If the green movement wishes to be radical and effective and wants to embrace a new paradigm of the future, then our work has to be based in harmony and wholeness incorporating spiritual wellbeing, artistic imagination, social cohesion and reverence for the whole of life.

Through the observation and analysis, experiment and evidence, reason and logic of our great scientists, we know the truth of harmony and the laws of Nature such as gravity, Gaia, relativity and evolution.

Through words, colours or images, music, movement, poetry and stories we communicate and express our experience of the universal harmony. And through reverence and restraint, through simplicity and frugality, reflection and meditation, synthesis and spirituality, dialogue and philosophy we learn to live in harmony with the universe and with ourselves.

But much of the environmental movement is missing out on this holistic approach.

Limiting itself to working within the partial parameters of secular rationalism, facts, figures and pragmatic arguments, the green movement has failed to make an impact on changing the direction of politics, business, academia and media.
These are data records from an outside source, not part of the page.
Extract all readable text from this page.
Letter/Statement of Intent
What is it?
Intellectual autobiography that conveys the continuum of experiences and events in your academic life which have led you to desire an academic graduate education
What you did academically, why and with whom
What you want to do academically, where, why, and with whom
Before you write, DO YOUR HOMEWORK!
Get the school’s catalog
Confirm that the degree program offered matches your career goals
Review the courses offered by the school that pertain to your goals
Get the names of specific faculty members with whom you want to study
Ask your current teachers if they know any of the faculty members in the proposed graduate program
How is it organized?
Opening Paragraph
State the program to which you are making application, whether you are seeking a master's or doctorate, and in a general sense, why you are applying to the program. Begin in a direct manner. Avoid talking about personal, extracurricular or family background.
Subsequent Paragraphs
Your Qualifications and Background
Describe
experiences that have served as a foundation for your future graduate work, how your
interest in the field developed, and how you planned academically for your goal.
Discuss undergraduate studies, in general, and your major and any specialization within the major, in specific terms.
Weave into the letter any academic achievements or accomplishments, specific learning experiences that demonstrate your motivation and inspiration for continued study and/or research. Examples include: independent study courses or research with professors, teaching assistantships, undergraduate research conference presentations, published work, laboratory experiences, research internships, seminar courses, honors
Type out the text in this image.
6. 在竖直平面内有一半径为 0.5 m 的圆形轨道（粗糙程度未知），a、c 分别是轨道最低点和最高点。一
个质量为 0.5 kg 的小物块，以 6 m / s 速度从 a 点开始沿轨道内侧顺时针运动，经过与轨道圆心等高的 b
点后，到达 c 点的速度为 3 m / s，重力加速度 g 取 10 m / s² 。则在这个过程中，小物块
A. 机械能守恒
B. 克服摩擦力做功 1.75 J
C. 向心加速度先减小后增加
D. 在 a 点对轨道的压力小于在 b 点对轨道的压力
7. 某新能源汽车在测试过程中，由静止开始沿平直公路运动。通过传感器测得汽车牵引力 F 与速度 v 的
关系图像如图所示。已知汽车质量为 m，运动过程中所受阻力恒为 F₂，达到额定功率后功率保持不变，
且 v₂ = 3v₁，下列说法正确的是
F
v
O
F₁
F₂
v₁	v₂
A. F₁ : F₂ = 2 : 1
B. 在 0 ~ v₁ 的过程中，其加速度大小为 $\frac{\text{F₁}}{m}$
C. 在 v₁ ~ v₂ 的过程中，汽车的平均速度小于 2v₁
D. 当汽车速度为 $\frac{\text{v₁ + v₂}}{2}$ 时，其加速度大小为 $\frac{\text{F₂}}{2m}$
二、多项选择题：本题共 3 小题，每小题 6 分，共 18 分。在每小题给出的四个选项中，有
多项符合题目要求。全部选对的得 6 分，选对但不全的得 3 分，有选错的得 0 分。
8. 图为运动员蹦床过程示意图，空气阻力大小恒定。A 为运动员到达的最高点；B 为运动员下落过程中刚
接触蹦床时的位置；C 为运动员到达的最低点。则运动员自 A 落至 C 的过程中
The culture of consumerism and materialism continues to intensify and there is little prospect of real change if we confine ourselves to green growth, renewable energy and very few other areas of policy.

We need to develop a bigger vision and to present a bigger picture to the world.

At the Tagore Festival earlier this year, Jonathon Porritt told his audience: “Today’s green movement is addicted to an empirical, secular rationalism oblivious to the spiritual connectivity between people and place.”

In this issue – in which we look at the positive ways in which we can embrace a more uplifting and new future – Jonathon explores this theme further, and in his article, respected biologist and author Colin Tudge does the same, making a strong case for a return to the place where the compatibility of science and spirituality was clearly understood by great scientists and thinkers as well as environmental activists.

Colin Tudge is right. Science alone is not enough; nor is spirituality by itself enough. We need science to appreciate the outer landscape, and we need spiritual awakening to nourish the inner landscape. Science equips us with the methods to relate to the material world, and spirituality helps us to find meaning in that world and in life. While science shows how, spirituality shows why we have to take good care of the Earth and ourselves and live in harmony with the world.

Again at the Tagore Festival, the Iranian Sufi scholar Hossein Ghomshei explained what he understood by the word ‘harmony’: “Harmony is the existential principle of the universe. Knowledge of universal harmony is science, expression of it is the arts, and the practice of harmony is religion. Which means there is no conflict between science, the arts and religion – all three operate within the context of the universal harmony.”

The sun is in harmony with the soil and the seeds, the oceans are in harmony with the land, bees are in harmony with flowers, and the five elements harmonise and cooperate with each other to maintain life on Earth.

We are all related.

“Reality is not a thing, reality is relationship amongst things,” says Iain McGilchrist, author of The Master and his Emissary. Reality is reciprocity and mutuality; dark and light, below and above, left and right complement.

And, in the words of E.M. Forster, all we have to do is “only connect”.

So the next step for the green movement is to re-launch itself from the platform of a big vision of universal harmony. Otherwise we remain a mere collection of pressure groups and self-serving organisations, busy seeking bigger funds, more members, and media headlines tweaking policies and business decisions here and there.

Satish Kumar is Editor-in-Chief at Resurgence.